Logical error rates reached 2.9% per cycle under a random action selection policy during synthetic evaluations. To ensure balanced assessment, 400 test paths were sampled for the four Mario states, each comprising 100 paths terminating in each state. The evaluation involved prompting the LLM with textual transition rules, an initial state, and a sequence of actions, requiring it to predict the correct final state across path lengths from 1 to 10.

While gpt-4.1 and gpt-4.1-mini exhibited declining accuracy with increasing path length, particularly without chain-of-thought prompting, CFSM consistently achieved 100% accuracy with forward time proportional only to the number of transitions. Chain-of-thought prompting improved LLM accuracy by simulating the FSM, but incurred a 25-fold increase in forward time compared to CFSM, demonstrating the efficiency of the codified approach.

The Fandom Benchmark, constructed from character profiles and story summaries sourced from Fandom, was used to evaluate performance in behavior-centric role-playing. This benchmark spans six major artifacts, Haruhi, K-On., JOJO, FMA, AGOT, and ATLA, covering 83 characters and 5,141 scenes across diverse media genres.

Comparisons were made against Vanilla, Textual Profile, Codified Profile, PromptTrans, and Character Updating baselines, all utilising the same role-playing model and discriminator. Vanilla, relying solely on internal knowledge, served as the lower bound for performance, while Textual Profile prompted the LLM with the character’s textual profile. These frameworks automatically construct finite-state machines from textual character profiles, effectively capturing key states and transitions to maintain character consistency.

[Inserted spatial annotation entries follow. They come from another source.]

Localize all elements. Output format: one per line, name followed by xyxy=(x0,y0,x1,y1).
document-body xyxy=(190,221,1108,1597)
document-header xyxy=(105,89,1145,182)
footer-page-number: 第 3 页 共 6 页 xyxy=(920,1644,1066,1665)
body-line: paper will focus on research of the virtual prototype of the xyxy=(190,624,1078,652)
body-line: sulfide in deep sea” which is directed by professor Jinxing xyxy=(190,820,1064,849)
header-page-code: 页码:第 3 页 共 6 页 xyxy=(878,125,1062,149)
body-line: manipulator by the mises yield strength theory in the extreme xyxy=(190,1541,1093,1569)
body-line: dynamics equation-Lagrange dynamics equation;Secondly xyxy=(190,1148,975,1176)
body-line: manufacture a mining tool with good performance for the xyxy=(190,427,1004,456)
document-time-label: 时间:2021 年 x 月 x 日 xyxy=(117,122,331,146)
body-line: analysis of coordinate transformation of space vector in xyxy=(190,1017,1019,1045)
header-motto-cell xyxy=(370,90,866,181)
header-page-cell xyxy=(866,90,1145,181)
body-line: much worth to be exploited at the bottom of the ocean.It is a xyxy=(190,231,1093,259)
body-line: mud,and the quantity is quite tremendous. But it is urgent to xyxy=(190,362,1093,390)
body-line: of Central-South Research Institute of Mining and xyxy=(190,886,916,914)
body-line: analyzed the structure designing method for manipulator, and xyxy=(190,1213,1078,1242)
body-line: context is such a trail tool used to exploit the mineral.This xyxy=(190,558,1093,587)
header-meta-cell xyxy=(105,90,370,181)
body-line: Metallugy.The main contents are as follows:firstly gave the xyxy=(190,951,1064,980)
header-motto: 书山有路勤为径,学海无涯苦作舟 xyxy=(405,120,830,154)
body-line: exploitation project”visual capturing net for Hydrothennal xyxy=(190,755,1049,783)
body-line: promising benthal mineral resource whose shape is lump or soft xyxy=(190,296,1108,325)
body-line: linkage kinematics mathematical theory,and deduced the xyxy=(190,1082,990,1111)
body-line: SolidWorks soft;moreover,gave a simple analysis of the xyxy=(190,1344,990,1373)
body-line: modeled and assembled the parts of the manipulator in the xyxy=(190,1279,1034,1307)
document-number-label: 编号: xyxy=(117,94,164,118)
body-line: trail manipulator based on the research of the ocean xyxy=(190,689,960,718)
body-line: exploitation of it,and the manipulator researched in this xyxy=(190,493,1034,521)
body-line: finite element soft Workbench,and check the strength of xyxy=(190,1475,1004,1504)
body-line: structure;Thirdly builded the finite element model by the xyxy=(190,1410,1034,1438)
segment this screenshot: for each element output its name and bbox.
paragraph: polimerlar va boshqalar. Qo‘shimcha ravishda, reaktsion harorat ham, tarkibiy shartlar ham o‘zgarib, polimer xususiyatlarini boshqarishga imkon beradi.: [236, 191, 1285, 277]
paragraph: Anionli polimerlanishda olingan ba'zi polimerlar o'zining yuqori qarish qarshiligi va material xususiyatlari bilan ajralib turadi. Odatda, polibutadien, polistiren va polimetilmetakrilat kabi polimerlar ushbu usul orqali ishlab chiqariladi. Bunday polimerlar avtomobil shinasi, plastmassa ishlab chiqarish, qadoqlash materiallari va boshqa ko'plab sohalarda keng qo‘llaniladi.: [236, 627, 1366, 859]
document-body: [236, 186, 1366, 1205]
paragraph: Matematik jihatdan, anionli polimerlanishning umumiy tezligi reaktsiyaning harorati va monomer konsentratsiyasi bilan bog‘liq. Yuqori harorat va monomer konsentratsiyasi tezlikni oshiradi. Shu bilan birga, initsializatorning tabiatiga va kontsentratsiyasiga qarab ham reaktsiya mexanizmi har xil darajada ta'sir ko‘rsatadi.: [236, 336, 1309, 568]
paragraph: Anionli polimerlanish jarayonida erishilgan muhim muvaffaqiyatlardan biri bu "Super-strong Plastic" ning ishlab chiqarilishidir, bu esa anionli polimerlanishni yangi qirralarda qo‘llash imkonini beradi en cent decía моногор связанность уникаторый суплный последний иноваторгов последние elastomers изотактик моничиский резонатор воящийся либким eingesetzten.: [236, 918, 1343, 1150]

By modelling transitions as probability distributions, CPFSMs further account for uncertainty and variability in character behaviour. Evaluations using both synthetic data and established role-playing scenarios demonstrate that CFSMs and CPFSMs outperform standard prompting-based methods. Specifically, the frameworks successfully tracked latent state trajectories in examples such as the character development of Iggy in JoJo’s Bizarre Adventure and Azusa’s evolving role in K-ON., guiding coherent actions aligned with the character’s current state.

The authors acknowledge limitations in the current approach, noting that CFSMs are initially built from pre-written profiles rather than directly from narrative plots. Future research will explore automatically constructing these machines from narratives, incorporating continuous dynamics through numeric mechanisms like health points, and enabling dynamic updates to the state set to allow characters to evolve and acquire new traits. These developments aim to create more adaptive and realistic character modelling systems.